The state Board of Education has proposed increasing per-student funding by about $118 per student in the new budget year.

But while Scott may look more favorably on funding for schools, he burnished his image as a fiscal conservative last month by backing more than $700 million in cuts to the state’s water management districts.

Scott said the cuts — which included a $210 million reduction in property taxes — could be made without jeopardizing the districts’ role in developing and protecting Florida’s water supply.

Environmentalists sharply disagreed.

“It undermines years of progress on protecting Florida’s water resources,” said Eric Draper, a lobbyist for Audubon of Florida. “The cuts allow the politicians to claim ‘we have reduced taxes,’ but they’re not being completely candid in saying how those cuts are going to affect water supply and environmental protection.”

Cuts of that magnitude will hamper the districts’ ability to respond to situations such as droughts and hurt their ability to develop water supplies critical for the state’s future, Draper said.

While noting the uncertainty over state revenues in the coming year, Senate Budget Chairman J.D. Alexander, R-Lake Wales, said he hopes the austerity measures that the state has taken in the past few years will help Florida get through the next year without having to embrace such controversial issues as requiring state employees to contribute to their pensions or eliminating some 4,500 state jobs.
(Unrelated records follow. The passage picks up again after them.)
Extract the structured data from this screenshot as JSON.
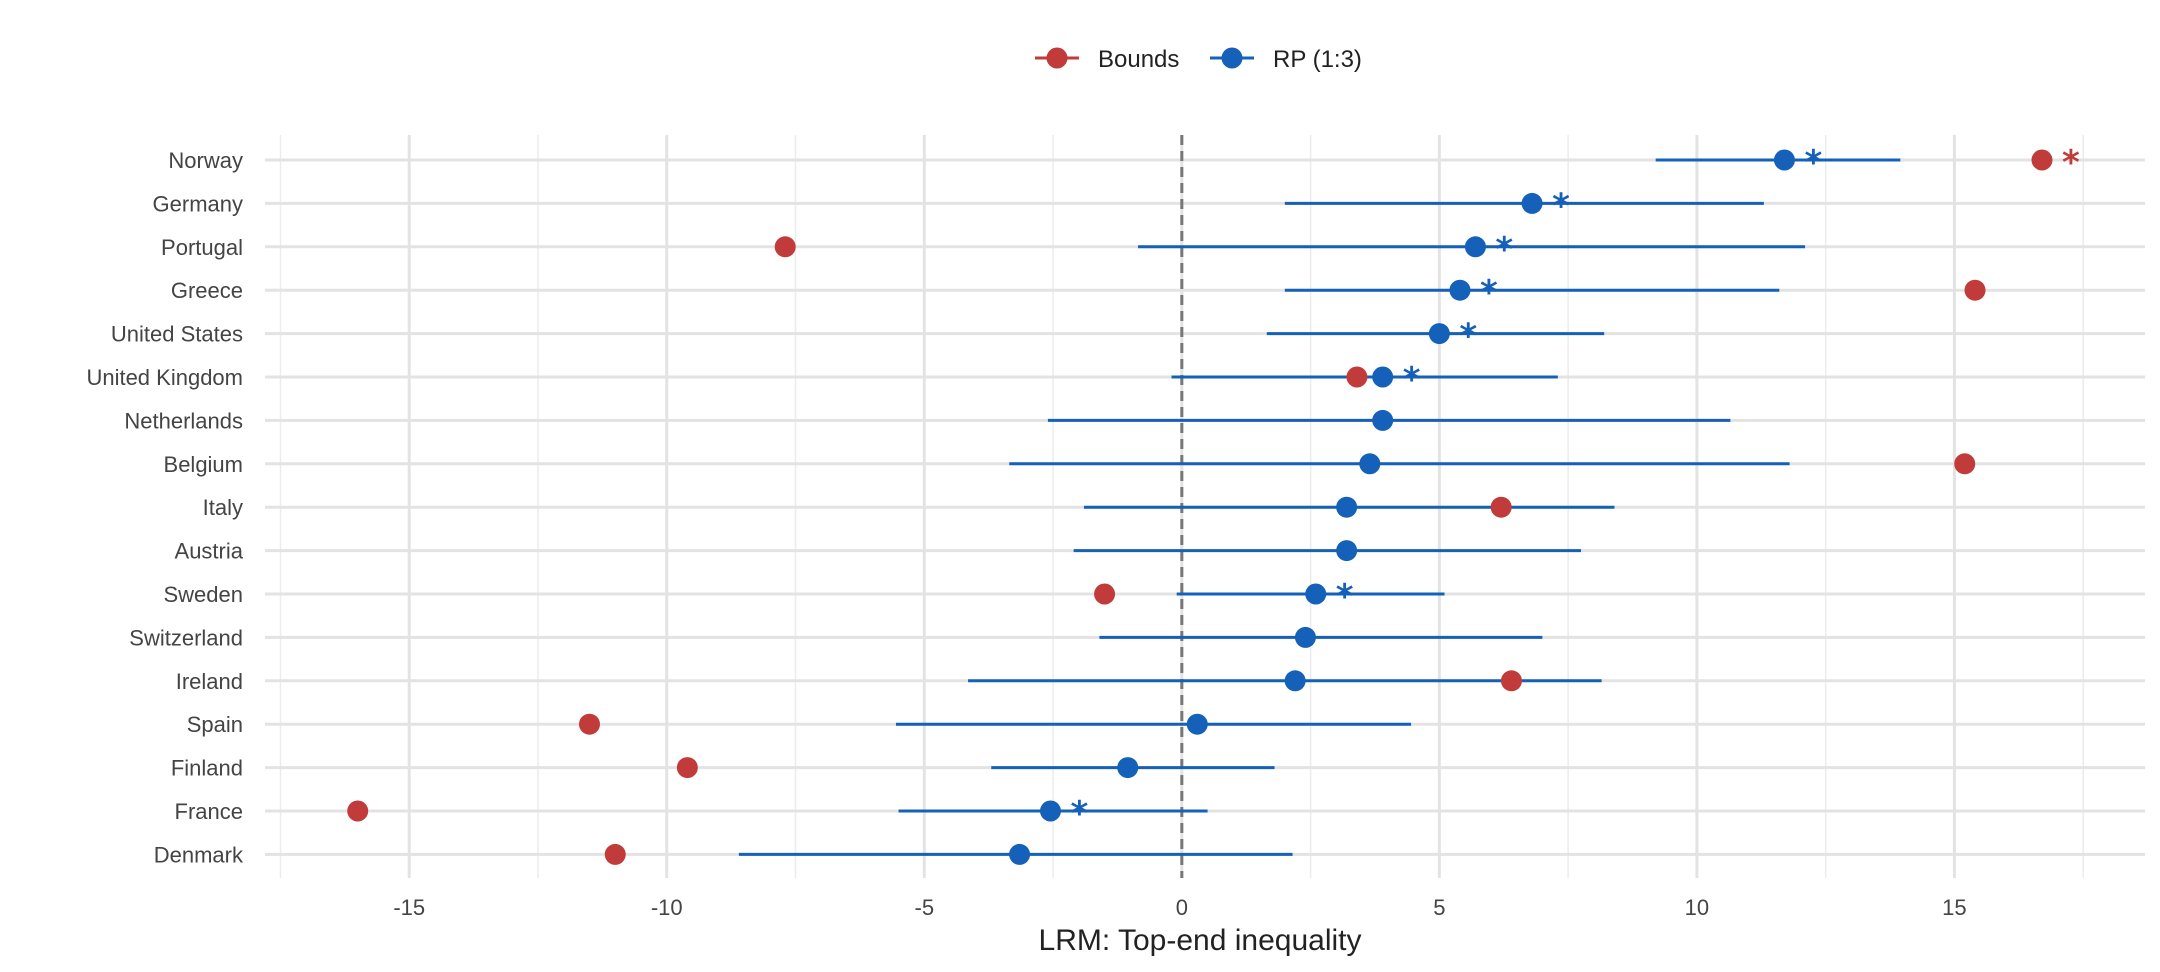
{
  "chart_data": {
    "type": "scatter",
    "xlabel": "LRM: Top-end inequality",
    "ylabel": "",
    "xlim": [
      -17.8,
      18.7
    ],
    "x_ticks": [
      -15,
      -10,
      -5,
      0,
      5,
      10,
      15
    ],
    "x_tick_labels": [
      "-15",
      "-10",
      "-5",
      "0",
      "5",
      "10",
      "15"
    ],
    "reference_line": 0,
    "grid": true,
    "legend_position": "top",
    "categories": [
      "Norway",
      "Germany",
      "Portugal",
      "Greece",
      "United States",
      "United Kingdom",
      "Netherlands",
      "Belgium",
      "Italy",
      "Austria",
      "Sweden",
      "Switzerland",
      "Ireland",
      "Spain",
      "Finland",
      "France",
      "Denmark"
    ],
    "series": [
      {
        "name": "Bounds",
        "color": "#c13b3b",
        "values": [
          16.7,
          null,
          -7.7,
          15.4,
          null,
          3.4,
          null,
          15.2,
          6.2,
          null,
          -1.5,
          null,
          6.4,
          -11.5,
          -9.6,
          -16.0,
          -11.0
        ],
        "significant": [
          true,
          false,
          false,
          false,
          false,
          false,
          false,
          false,
          false,
          false,
          false,
          false,
          false,
          false,
          false,
          false,
          false
        ]
      },
      {
        "name": "RP (1:3)",
        "color": "#1560b8",
        "values": [
          11.7,
          6.8,
          5.7,
          5.4,
          5.0,
          3.9,
          3.9,
          3.65,
          3.2,
          3.2,
          2.6,
          2.4,
          2.2,
          0.3,
          -1.05,
          -2.55,
          -3.15
        ],
        "lower": [
          9.2,
          2.0,
          -0.85,
          2.0,
          1.65,
          -0.2,
          -2.6,
          -3.35,
          -1.9,
          -2.1,
          -0.1,
          -1.6,
          -4.15,
          -5.55,
          -3.7,
          -5.5,
          -8.6
        ],
        "upper": [
          13.95,
          11.3,
          12.1,
          11.6,
          8.2,
          7.3,
          10.65,
          11.8,
          8.4,
          7.75,
          5.1,
          7.0,
          8.15,
          4.45,
          1.8,
          0.5,
          2.15
        ],
        "significant": [
          true,
          true,
          true,
          true,
          true,
          true,
          false,
          false,
          false,
          false,
          true,
          false,
          false,
          false,
          false,
          true,
          false
        ]
      }
    ],
    "significance_marker": "*"
  }
}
“I hope it is not like it was last year,” he said. “It wasn’t a lot of fun for any of us.”

But Alexander also indicated that, like Scott, he sees room in the $69 billion state budget for more savings. For instance, he said he has been looking at the more than $2 billion the state spends every year on mental health services, with the idea that some savings could be achieved by bringing more uniformity to the contracts.

‘LEARNING ON THE JOB’

After his meeting with Scott, Saunders, the Democratic leader, said he expects Scott’s relationship with lawmakers to be a little less one-sided in the coming year.

“I think he’s learning on the job and hopefully he’ll have a little bit more of an open mind towards what the Legislature wants,” Saunders said.

He said Scott can be more successful by treating the Legislature — which has a solid Republican majority — as “more of an equal partner.”

“Maybe that will be reflected in his legislative programs,” Saunders said.